Agustina Bessa-Luís, Alegria do Mundo - I, Lisboa: Guimarães Editores, 1996, p. 243.

Thursday, February 2, 2012

A VIOLÊNCIA


"Havia, pois, Felício empenhado alguns passos nesta
diligência, quando topou com um Jardim murado, que servia
de retiro a hua casa de prazer, de muitas que havia naquele
sítio, e imaginando que de dentro saía aquela voz que tanto
o afeiçoava, empenhado naquela curiosidade Política,
ajudado dos ramos que hua árvore do Jardim reclinava
sobre o muro, denodadamente subiu acima, e ao tempo que
por entre as ramas bruxuleava o sítio, por ver se acaso
lhe saía verdadeiro seu cuidado, em lugar do que buscava
topou com os olhos em hua sepultura, que estava aberta em
hua parte do Jardim, e na outra viu um Cavaleiro ancião,
que, venerável na presença e severo no vulto, tinha hua
adaga na mão direita e na esquerda os cabelos de hua
mulher, que ajoelhada a seus pés e debulhada em lágrimas,
parece que queria atalhar com lástimas aquele sacrifício."
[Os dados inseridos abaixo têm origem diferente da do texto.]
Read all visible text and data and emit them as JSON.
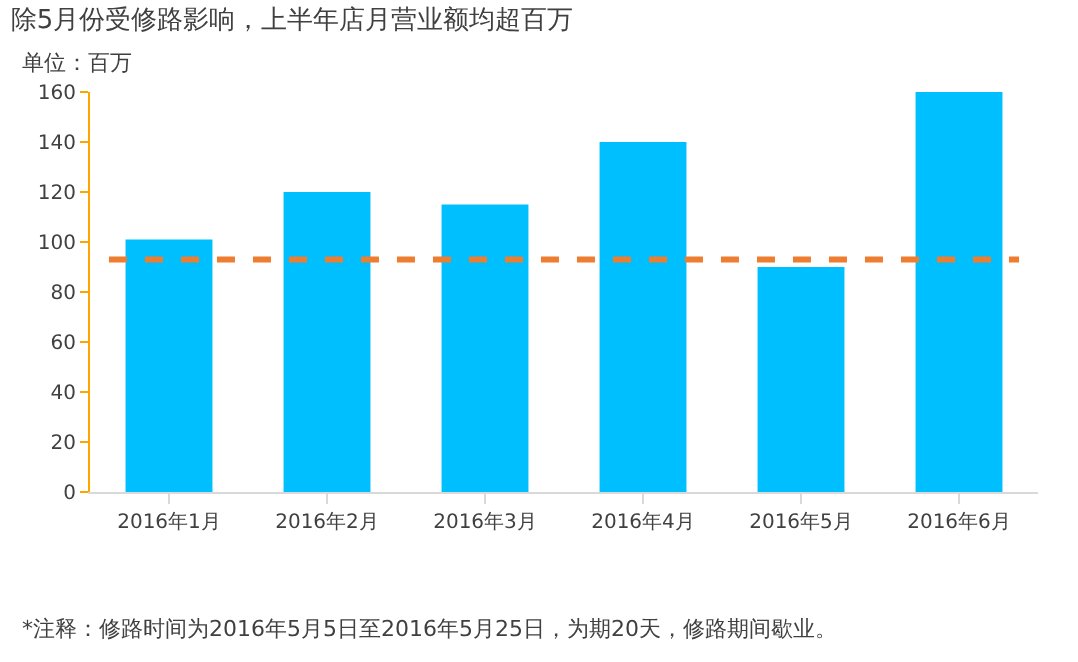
{
  "chart_data": {
    "type": "bar",
    "title": "除5月份受修路影响，上半年店月营业额均超百万",
    "ylabel": "单位：百万",
    "categories": [
      "2016年1月",
      "2016年2月",
      "2016年3月",
      "2016年4月",
      "2016年5月",
      "2016年6月"
    ],
    "values": [
      101,
      120,
      115,
      140,
      90,
      160
    ],
    "color": "#00bfff",
    "ylim": [
      0,
      160
    ],
    "yticks": [
      0,
      20,
      40,
      60,
      80,
      100,
      120,
      140,
      160
    ],
    "grid": false,
    "ref_lines": [
      {
        "axis": "y",
        "value": 93,
        "color": "#ed7d31",
        "line_style": "dashed"
      }
    ],
    "annotations": [
      "*注释：修路时间为2016年5月5日至2016年5月25日，为期20天，修路期间歇业。"
    ]
  }
}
António Barbosa Bacelar, Desafio Venturoso, ed. Ana Hatherly, Lisboa: Assírio & Alvim, 1991, vrs. 821-835, p. 50.

Wednesday, February 1, 2012

O RITUAL DO SOL


"As praias lentamente se envolvem na desordem dos tempos. Agora, ainda as procura a multidão ociosa, as tribos garridas, submissas ao ritual da água e do sol. Amanhã, as praias serão talvez reservas do exército ou concessões dos mercados abastecedores. Há-de ser crime pescar caranguejo com uma pequena rede de borboletas; as algas serão produto vital, e nunca mais nadaremos num campo de alface do mar, rompendo novelos de fitas, de franjas, de espuma e de sal. E aquelas senhoras banhistas, recheadas de celulite, também não andarão mais reflectidas no espelho de areia e água. Os excêntricos não terão lugar na solidão, nem os anacoretas hão-de ter desertos para habitar. E talvez não; talvez a terra se despovoe de repente de tanta gente dinâmica e transformadora, e fique outra vez o jardim das delícias, com a fonte da juventude jorrando sob o coice de Pégaso. Os deuses talvez voltem. Ceres dormindo nos trigais, Minerva dos olhos verdes, Apolo com a quadriga de oiro percorrendo os espaços. De certa maneira, quase o contrário da maneira pagã, eles talvez voltem. Reconhecemo-los quando a ceara, o mar e o sol tiverem outra vez direito à sua criação própria, sem espectadores, apenas com devotos."
Agustina Bessa-Luís, Alegria do Mundo - I, Lisboa: Guimarães Editores, 1996, p. 134.